When it comes to content management organisations have the wrong priorities. They spend millions on a content management system when they should be focusing their investment on the content itself. Open source helps do that.
This post has been sponsored by Acquia. Acquia provides the leading cloud platform for building, delivering, and optimizing digital experiences on Drupal.
I am working with a client who has budgeted £2 million for the procurement of a content management system (CMS). £2 million! This boggles my mind.
But that is what you pay for an enterprise level content management system these days. A system that is robust, scalable and has the level of support a ‘grown up’ organisation needs. At least that is what the CMS vendors will tell you.
Now I am not a developer. I am no expert in technical architecture, security or scalability. Yet I have talked with many providers of commercial content management systems. In all those conversations I have never heard anything that makes me think what they offer is preferable to open source.
The benefits of open source
I am a huge fan of open source. In fact I struggle to think of a scenario where I would recommend a commercial CMS over an open source one. It just makes more sense to me.
The most obvious benefit is value for money. Why pay huge amounts for a content management system when there are open source systems available? When the content management system itself is free you can focus investment on other more important areas. Areas such as performance, security and robustness. Areas such as the content itself or customising the CMS to your specific needs.
Bizarrely this seems to make many organisations nervous. How can it be any good if the system is freely available? But that kind of thinking doesn’t work in the world of open source. When it comes to open source platforms like Drupal, investment in new features is down to demand, not how much it costs to develop.
Also an open source project like Drupal has thousands of volunteers working on it. These volunteers pour way more hours into it then any commercial vendor could justify. This means more features. But it also means less bugs. The more eyes looking at the code, the more bugs they will spot and fix.
The fact that an open source CMS is free to download means more developers use it. This will make recruitment for your digital team easier. No need to compete for that handful of developers with experience in your commercial platform.
The numbers of people using an platform like Drupal also means excellent community support. If you are facing a problem in Drupal, a quick Google will turn up somebody who has faced the problem before and solved it.
This community doesn’t just help overcome problems, they are also adding to the power of the application. No more waiting and hoping your commercial CMS provider decides to roll out that piece of functionality you need. The chances are somebody has already built what you need and shared it online. If they haven’t you can just get a developer to build a plugin for you.

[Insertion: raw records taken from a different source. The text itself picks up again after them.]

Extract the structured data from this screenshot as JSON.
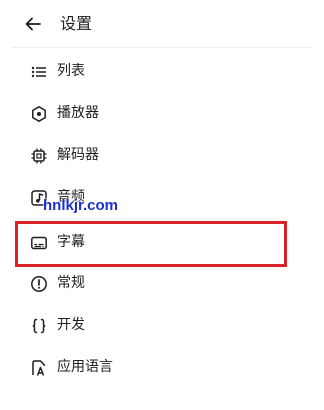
{
  "header": {
    "title": "设置",
    "back_icon": "arrow-left-icon"
  },
  "menu": {
    "items": [
      {
        "label": "列表",
        "icon": "list-icon"
      },
      {
        "label": "播放器",
        "icon": "hexagon-dot-icon"
      },
      {
        "label": "解码器",
        "icon": "chip-icon"
      },
      {
        "label": "音频",
        "icon": "music-note-icon"
      },
      {
        "label": "字幕",
        "icon": "subtitles-icon",
        "highlighted": true
      },
      {
        "label": "常规",
        "icon": "info-circle-icon"
      },
      {
        "label": "开发",
        "icon": "code-braces-icon"
      },
      {
        "label": "应用语言",
        "icon": "language-icon"
      }
    ]
  },
  "watermark": {
    "text": "hnlkjr.com",
    "color": "#1b2fd1"
  },
  "colors": {
    "highlight": "#d9232a",
    "text": "#1f1f1f",
    "background": "#ffffff"
  }
}
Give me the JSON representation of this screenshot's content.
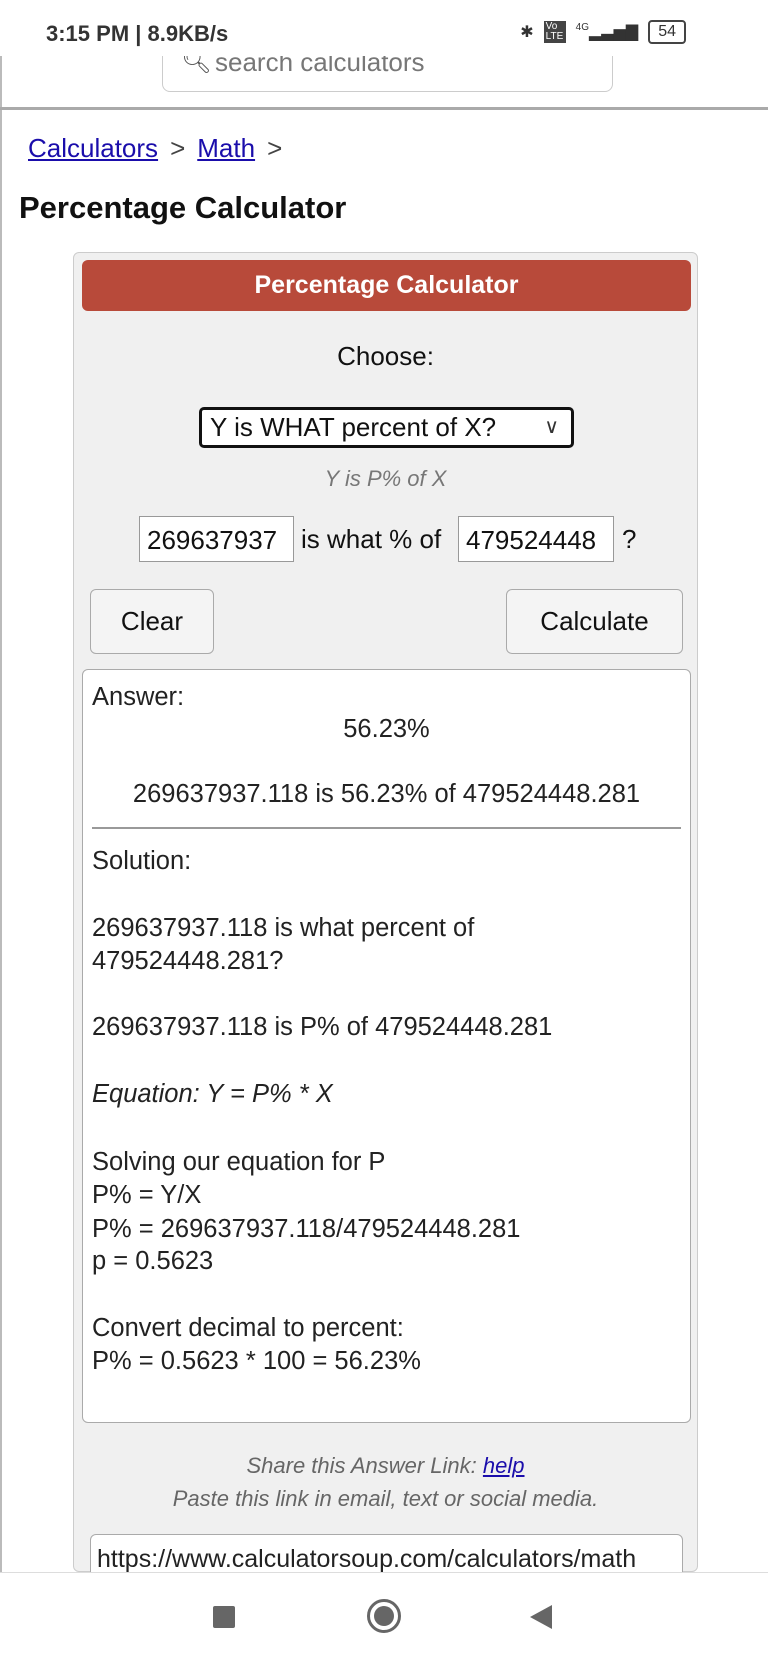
{
  "status_bar": {
    "time": "3:15 PM | 8.9KB/s",
    "battery": "54",
    "network": "4G",
    "volte": "Vo LTE"
  },
  "search": {
    "placeholder": "search calculators"
  },
  "breadcrumb": {
    "items": [
      "Calculators",
      "Math"
    ],
    "separator": ">"
  },
  "page_title": "Percentage Calculator",
  "calculator": {
    "header": "Percentage Calculator",
    "choose_label": "Choose:",
    "mode_selected": "Y is WHAT percent of X?",
    "hint": "Y is P% of X",
    "y_value": "269637937",
    "middle_text": "is what % of",
    "x_value": "479524448",
    "question_mark": "?",
    "clear_label": "Clear",
    "calculate_label": "Calculate"
  },
  "answer": {
    "label": "Answer:",
    "value": "56.23%",
    "statement": "269637937.118 is 56.23% of 479524448.281",
    "solution_label": "Solution:",
    "lines": [
      "269637937.118 is what percent of",
      "479524448.281?",
      "269637937.118 is P% of 479524448.281",
      "Equation: Y = P% * X",
      "Solving our equation for P",
      "P% = Y/X",
      "P% = 269637937.118/479524448.281",
      "p = 0.5623",
      "Convert decimal to percent:",
      "P% = 0.5623 * 100 = 56.23%"
    ]
  },
  "share": {
    "text": "Share this Answer Link:",
    "help_link": "help",
    "subtext": "Paste this link in email, text or social media.",
    "url": "https://www.calculatorsoup.com/calculators/math"
  },
  "colors": {
    "header": "#b84a3a",
    "link": "#1a0dab"
  }
}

With so many reasons to use open source it is amazing that some organisations still avoid it. Yet they do.
Debunking the supposed drawbacks
Some of the reasons organisations avoid open source are political. Buying a commercial platform is the “safe choice”. It is how IT departments have always done things. Buy in an off-the-shelf system. Job done! Nobody gets fired for playing safe. For doing things the way they have always been done.

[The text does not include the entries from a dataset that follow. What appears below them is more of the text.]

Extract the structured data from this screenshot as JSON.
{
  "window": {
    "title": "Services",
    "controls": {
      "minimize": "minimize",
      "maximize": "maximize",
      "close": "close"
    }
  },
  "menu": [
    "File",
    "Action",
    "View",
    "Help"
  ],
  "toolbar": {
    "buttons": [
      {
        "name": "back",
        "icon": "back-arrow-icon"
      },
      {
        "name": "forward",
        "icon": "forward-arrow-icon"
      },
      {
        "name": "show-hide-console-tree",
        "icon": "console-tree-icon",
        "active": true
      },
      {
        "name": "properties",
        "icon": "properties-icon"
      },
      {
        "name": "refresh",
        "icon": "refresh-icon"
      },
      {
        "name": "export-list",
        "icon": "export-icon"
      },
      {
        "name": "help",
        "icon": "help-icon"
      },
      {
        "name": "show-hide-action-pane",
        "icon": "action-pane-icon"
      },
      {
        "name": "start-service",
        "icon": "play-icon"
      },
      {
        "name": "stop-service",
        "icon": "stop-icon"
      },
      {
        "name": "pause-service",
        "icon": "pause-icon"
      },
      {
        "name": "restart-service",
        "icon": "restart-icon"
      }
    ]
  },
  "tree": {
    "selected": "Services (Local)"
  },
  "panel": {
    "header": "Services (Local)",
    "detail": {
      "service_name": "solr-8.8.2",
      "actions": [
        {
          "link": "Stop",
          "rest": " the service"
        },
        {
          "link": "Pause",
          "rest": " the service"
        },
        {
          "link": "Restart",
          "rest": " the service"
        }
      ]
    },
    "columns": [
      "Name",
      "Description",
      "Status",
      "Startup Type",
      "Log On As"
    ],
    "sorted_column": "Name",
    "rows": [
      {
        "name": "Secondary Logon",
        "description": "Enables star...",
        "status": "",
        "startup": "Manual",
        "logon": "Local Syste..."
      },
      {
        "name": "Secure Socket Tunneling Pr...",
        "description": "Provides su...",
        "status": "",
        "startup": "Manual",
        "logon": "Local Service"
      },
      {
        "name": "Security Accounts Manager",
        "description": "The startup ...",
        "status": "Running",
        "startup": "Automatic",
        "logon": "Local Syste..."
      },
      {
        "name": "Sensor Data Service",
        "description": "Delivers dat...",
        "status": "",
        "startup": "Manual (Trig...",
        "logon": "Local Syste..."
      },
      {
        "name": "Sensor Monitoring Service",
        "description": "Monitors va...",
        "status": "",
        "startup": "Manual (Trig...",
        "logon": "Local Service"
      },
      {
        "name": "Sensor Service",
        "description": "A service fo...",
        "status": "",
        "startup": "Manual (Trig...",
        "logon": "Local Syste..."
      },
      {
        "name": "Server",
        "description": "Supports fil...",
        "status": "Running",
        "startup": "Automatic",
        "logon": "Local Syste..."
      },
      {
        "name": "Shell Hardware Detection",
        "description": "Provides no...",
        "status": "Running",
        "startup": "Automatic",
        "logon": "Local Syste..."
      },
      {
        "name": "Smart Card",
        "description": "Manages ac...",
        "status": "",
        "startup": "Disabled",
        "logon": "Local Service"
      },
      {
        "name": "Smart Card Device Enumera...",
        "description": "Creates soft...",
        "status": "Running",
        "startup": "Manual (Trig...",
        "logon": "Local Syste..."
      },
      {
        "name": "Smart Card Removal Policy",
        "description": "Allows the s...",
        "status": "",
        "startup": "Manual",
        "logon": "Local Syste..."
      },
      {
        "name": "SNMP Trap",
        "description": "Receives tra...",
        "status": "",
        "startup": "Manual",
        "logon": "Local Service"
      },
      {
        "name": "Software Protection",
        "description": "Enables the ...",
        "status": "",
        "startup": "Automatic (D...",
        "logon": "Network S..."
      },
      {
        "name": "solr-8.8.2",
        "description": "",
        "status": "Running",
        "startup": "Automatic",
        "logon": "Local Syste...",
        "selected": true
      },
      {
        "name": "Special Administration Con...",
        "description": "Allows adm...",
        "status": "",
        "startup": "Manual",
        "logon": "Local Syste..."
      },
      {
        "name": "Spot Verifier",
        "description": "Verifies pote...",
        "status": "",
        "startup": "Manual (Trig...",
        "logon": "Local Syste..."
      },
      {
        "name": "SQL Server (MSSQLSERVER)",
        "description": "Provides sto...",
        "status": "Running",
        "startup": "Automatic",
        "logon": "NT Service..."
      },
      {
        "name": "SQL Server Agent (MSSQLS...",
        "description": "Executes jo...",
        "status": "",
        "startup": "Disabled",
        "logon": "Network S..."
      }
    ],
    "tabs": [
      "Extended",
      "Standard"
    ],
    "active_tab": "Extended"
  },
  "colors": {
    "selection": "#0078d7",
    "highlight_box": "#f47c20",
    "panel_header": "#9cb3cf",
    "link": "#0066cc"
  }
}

But that is not always the reason. Some organisations have concerns about open source systems like Drupal. Concerns that are largely unjustified.
Open source solutions are not as scalable or robust
One common criticism of open source is that it isn’t as robust or scalable as commercial systems. But these days that argument is harder and harder to make. After all millions of websites rely on Drupal, many of which experience huge levels of traffic. Sites like the Whitehouse, Oxfam and CERN. But there are many others too. Sites of every size and in every sector.

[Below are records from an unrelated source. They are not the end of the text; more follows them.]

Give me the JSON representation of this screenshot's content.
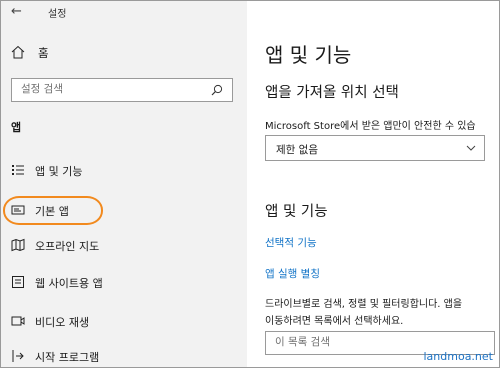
{
  "window": {
    "title": "설정",
    "back_symbol": "←"
  },
  "sidebar": {
    "home_label": "홈",
    "search_placeholder": "설정 검색",
    "section_title": "앱",
    "items": [
      {
        "label": "앱 및 기능",
        "icon": "apps-list-icon"
      },
      {
        "label": "기본 앱",
        "icon": "default-apps-icon"
      },
      {
        "label": "오프라인 지도",
        "icon": "offline-maps-icon"
      },
      {
        "label": "웹 사이트용 앱",
        "icon": "web-apps-icon"
      },
      {
        "label": "비디오 재생",
        "icon": "video-icon"
      },
      {
        "label": "시작 프로그램",
        "icon": "startup-icon"
      }
    ]
  },
  "main": {
    "title": "앱 및 기능",
    "install_heading": "앱을 가져올 위치 선택",
    "install_desc": "Microsoft Store에서 받은 앱만이 안전한 수 있습",
    "install_dropdown_value": "제한 없음",
    "apps_heading": "앱 및 기능",
    "optional_features_link": "선택적 기능",
    "aliases_link": "앱 실행 별칭",
    "search_desc_line1": "드라이브별로 검색, 정렬 및 필터링합니다. 앱을",
    "search_desc_line2": "이동하려면 목록에서 선택하세요.",
    "list_search_placeholder": "이 목록 검색"
  },
  "watermark": "landmoa.net",
  "colors": {
    "accent": "#f28a1e",
    "link": "#1173c7",
    "sidebar_bg": "#f2f2f2"
  }
}
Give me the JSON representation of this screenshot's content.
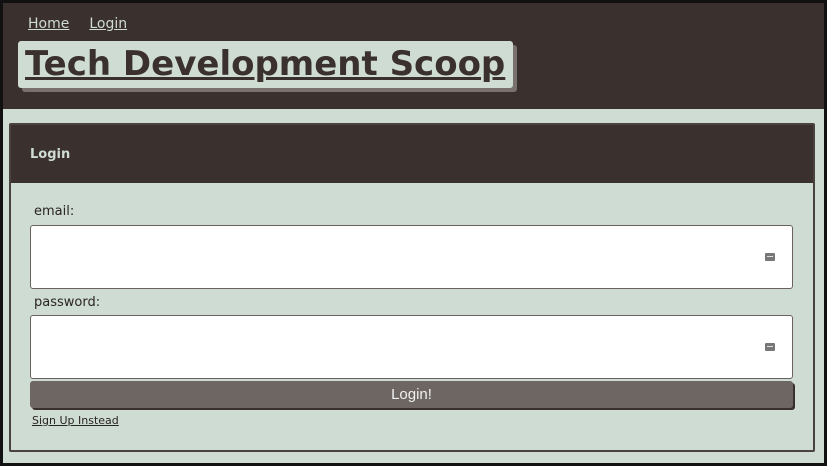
{
  "nav": {
    "home": "Home",
    "login": "Login"
  },
  "site": {
    "title": "Tech Development Scoop"
  },
  "card": {
    "header": "Login",
    "email_label": "email:",
    "password_label": "password:",
    "submit_label": "Login!",
    "signup_link": "Sign Up Instead"
  },
  "colors": {
    "header_bg": "#3a302e",
    "main_bg": "#cfdcd4",
    "button_bg": "#6d6663"
  }
}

There are also experts like Acquia who specialise in providing Drupal hosting. Hosting that scales and remains reliable under the heaviest of loads. Experts that also ensure the security of these sites.
Open source is less secure
Many claim that if your source code is available for the world to see it makes it easy to hack. At face value this makes sense. But in reality this isn’t true.
By making the code open to all, security holes are quickly spotted by the community and plugged. Yes a few bad apples maybe looking to breach that security. But many more want to make the code as secure as possible. For example you can bet that the US Government is keen to ensure the Whitehouse website is not vulnerable to hackers!
Of course, if you do have concerns you can once again turn to a company like Acquia to provide that extra level of security. They can also help with another common criticism around support.
You don’t get enterprise support
One of the most common objections about open source is that you don’t have support if things go wrong. Companies are willing to pay a lot of money to know they have somebody to help them if there is a problem.
That doesn’t mean you have to buy a commercial system. You can hire a company to provide this support if you need it. But with such a strong community even this is not always necessary. There are no shortage of places you can turn if you need help solving a problem.
What if people stop supporting the system
Of course this is all well and good as long as the community remains robust. But what happens if your choice of open source CMS falls out of favour? What if developers stop developing it and the community fades away?
It is possible this might happen. But choices like Drupal have been around for years. What is more with so many prominent sites reliant on it this is unlikely to happen.
In fact there is more chance that your CMS vendor will stop supporting your commercial platform. Remember my client who is spending £2 million on their CMS? They are having to change their system because the company who ran the old one is no longer supporting it.
There are better ways to spend your money
Don’t get me wrong. I am not saying there is anything wrong with commercial content management systems. I am just saying there are better places you could spend that money.
You could spend it on customising an open source system to better suit your organisations specific needs. Or you could spend it on building a content team who produce high quality content.
My point is that we should think long and hard before spending money that could be better spent elsewhere. That we should make our default position open source and have a good reason if we want to consider a commercial solution instead.